Wednesday 25 May 2011

Is Pro-Life Life-Revering?


In the Guardian today we are informed that an anti-abortion group has been drafted in as a sexual health adviser to the UK government.  This surprised me because I believed that the social sciences in Europe had not yet been dismissed in government - you know those stats that say there is less unplanned pregnancy when kids get good sex education. But I do sense a trend here, that Western democratic nations are closing the doors to science and nature, choosing power strategies that seem eerily familiar to the Victorian age.

In Victorian England women were reviled for having sex outside of marriage or raising a child alone, and imprisoned or hung for having an abortion, but the other half of that equation - the man - was seen as simply sowing his wild oats. A foetus then was a wild oat.

Is this what conservatism is?  A denial of the knowledge that disturbs us in favour of simplistic illusions that morality is a family value where father knows best, mother is the domestic servant, and children obey their parents?

If the anti-abortion narrative becomes the health policy of a nation, can we assume that the unborn will be protected after birth? Will women's groups and social workers receive support in their efforts to support women and their children?  

I know that many who join the anti-abortion movement believe that they are saving the unborn, but do they see how these movements, well-funded by wealthy interests, manage to focus on the deaths of the foetus rather than how we can design a world where mothers have access to what they need to raise a healthy child? That the rows of crosses supposedly revealing the numbers of  "murdered babies" are never compared to the numbers of children and their mothers killed in war and domestic disputes?  Within these groups you might believe that children are most at risk from their mothers.  

The anti-abortion movement is also against sex education, planned parenthood, the use of contraceptives and have not been too vocal in supporting women's shelters or women's health either. If it doesn't support women or children, then who or what does it support?

Now I agree that having an abortion is not a good thing, nor is sexual promiscuity. But we need to address these raging hormones with a little more insight than the instruction to abstain. We need to teach the young how to value themselves, their own bodies and to understand the consequences of their choices.

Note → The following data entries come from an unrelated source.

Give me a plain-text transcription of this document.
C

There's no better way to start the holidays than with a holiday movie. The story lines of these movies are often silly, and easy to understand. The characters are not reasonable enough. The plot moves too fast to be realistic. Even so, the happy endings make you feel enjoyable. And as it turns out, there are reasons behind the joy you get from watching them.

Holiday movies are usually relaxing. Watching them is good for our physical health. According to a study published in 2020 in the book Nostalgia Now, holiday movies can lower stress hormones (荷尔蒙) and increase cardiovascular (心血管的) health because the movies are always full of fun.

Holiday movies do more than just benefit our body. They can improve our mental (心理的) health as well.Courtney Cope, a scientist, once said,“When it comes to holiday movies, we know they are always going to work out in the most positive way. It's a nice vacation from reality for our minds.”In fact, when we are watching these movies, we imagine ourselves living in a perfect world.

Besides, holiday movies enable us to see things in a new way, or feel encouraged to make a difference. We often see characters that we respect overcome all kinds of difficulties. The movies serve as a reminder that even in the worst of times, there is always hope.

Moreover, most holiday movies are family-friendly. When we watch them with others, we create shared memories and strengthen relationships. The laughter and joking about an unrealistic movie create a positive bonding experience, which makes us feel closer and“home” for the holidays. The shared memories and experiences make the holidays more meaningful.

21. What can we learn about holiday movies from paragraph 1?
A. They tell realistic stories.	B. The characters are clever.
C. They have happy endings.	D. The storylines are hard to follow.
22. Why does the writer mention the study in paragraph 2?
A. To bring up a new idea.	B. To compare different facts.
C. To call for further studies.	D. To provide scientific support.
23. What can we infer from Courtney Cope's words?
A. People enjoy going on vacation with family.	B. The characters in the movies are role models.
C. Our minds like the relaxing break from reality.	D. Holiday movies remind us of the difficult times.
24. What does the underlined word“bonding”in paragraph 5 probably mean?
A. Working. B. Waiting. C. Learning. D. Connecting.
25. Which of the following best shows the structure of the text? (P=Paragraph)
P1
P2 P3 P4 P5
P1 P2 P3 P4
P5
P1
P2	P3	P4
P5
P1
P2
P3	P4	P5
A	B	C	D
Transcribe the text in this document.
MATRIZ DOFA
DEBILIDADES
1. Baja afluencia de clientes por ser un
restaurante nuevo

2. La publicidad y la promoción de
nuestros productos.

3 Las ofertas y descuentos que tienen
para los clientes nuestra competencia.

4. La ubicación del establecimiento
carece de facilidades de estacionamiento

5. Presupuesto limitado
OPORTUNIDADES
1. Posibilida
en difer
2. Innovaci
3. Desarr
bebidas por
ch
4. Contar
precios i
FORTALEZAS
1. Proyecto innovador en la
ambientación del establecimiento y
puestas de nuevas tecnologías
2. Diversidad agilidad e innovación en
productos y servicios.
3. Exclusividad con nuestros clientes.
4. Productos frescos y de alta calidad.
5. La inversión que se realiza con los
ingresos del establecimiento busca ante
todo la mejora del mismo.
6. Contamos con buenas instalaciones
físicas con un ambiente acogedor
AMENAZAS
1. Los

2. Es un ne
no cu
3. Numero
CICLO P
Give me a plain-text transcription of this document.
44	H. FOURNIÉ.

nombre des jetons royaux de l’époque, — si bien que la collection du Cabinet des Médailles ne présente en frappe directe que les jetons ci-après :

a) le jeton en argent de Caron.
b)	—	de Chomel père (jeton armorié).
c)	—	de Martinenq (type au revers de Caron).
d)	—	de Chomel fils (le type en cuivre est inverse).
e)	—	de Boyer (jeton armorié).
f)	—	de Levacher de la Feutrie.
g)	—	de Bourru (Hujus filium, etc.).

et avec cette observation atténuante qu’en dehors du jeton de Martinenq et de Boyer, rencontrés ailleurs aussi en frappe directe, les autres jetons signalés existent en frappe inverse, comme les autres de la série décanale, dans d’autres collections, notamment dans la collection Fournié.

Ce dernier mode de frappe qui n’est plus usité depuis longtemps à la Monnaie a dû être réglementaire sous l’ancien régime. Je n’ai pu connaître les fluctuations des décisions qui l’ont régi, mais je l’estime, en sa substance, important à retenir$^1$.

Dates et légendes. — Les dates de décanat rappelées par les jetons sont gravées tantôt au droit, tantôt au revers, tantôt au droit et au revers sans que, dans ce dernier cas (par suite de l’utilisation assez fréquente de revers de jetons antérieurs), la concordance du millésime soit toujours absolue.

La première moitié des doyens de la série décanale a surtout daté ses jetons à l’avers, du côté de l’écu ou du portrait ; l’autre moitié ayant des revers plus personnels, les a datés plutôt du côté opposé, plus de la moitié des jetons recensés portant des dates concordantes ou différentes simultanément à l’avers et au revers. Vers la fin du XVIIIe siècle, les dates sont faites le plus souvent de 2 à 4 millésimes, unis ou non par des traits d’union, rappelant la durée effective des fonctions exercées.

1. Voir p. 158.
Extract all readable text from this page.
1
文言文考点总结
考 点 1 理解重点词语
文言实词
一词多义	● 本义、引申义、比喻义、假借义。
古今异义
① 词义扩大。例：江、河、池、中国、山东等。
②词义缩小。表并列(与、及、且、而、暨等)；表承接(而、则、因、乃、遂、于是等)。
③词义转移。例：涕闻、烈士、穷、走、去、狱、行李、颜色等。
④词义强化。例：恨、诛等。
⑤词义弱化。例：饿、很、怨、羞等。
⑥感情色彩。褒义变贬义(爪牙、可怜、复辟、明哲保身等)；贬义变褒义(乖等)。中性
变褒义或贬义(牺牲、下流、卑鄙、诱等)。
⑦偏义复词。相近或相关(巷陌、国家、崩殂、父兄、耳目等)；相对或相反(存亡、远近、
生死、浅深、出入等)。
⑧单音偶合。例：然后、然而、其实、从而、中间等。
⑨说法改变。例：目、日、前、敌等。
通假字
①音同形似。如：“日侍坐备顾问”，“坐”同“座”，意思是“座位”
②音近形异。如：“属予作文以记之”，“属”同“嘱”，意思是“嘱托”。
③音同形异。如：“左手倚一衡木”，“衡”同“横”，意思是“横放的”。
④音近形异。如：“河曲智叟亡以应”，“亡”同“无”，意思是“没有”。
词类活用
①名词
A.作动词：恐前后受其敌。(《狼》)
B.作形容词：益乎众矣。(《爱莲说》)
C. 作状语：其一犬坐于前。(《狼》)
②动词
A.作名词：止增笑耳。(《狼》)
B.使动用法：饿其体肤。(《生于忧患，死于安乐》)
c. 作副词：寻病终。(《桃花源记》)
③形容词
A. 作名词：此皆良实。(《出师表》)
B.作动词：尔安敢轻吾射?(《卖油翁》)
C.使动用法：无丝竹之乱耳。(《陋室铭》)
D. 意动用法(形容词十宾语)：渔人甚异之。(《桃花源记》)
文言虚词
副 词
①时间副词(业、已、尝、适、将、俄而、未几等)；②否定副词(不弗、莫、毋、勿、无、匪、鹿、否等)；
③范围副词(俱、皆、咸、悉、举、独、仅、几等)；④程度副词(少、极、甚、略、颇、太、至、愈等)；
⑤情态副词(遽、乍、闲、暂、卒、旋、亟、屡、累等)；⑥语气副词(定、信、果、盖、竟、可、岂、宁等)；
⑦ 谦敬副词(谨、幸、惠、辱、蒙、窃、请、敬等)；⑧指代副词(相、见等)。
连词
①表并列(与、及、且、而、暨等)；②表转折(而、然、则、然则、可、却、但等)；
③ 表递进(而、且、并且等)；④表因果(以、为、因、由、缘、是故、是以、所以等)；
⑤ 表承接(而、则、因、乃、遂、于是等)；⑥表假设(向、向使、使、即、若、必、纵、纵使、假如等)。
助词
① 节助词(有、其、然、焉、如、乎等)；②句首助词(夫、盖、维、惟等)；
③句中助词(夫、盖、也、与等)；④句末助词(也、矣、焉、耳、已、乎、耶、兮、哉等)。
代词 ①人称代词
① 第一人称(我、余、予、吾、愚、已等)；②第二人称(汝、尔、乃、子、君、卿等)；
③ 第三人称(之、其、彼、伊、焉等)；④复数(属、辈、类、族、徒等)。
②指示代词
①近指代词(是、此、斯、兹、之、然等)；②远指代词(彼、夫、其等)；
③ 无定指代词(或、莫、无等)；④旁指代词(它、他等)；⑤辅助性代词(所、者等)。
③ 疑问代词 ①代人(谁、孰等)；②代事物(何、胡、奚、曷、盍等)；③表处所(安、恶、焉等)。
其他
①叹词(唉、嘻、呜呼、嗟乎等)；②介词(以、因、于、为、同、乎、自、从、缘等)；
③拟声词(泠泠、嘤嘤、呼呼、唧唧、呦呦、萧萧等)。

Women in the popular media are held up as sex goddesses or sluts, and our appetites, held up as the most sacred element of our lives, must be fulfilled.  So if we create government policies that make it illegal  or very expensive for a woman to have an abortion, or have sex, will the media be pressured into cleaning up their practice of using sex to sell products?  To put it simply - if women are to be controlled will  the corporate imaging of women also be controlled by government?  Not likely.

When women and children have choice, life is revered and society is healthier; power is more creative, less oppressive. In societies where women's bodies are the possessions of men, power is about punishment and control.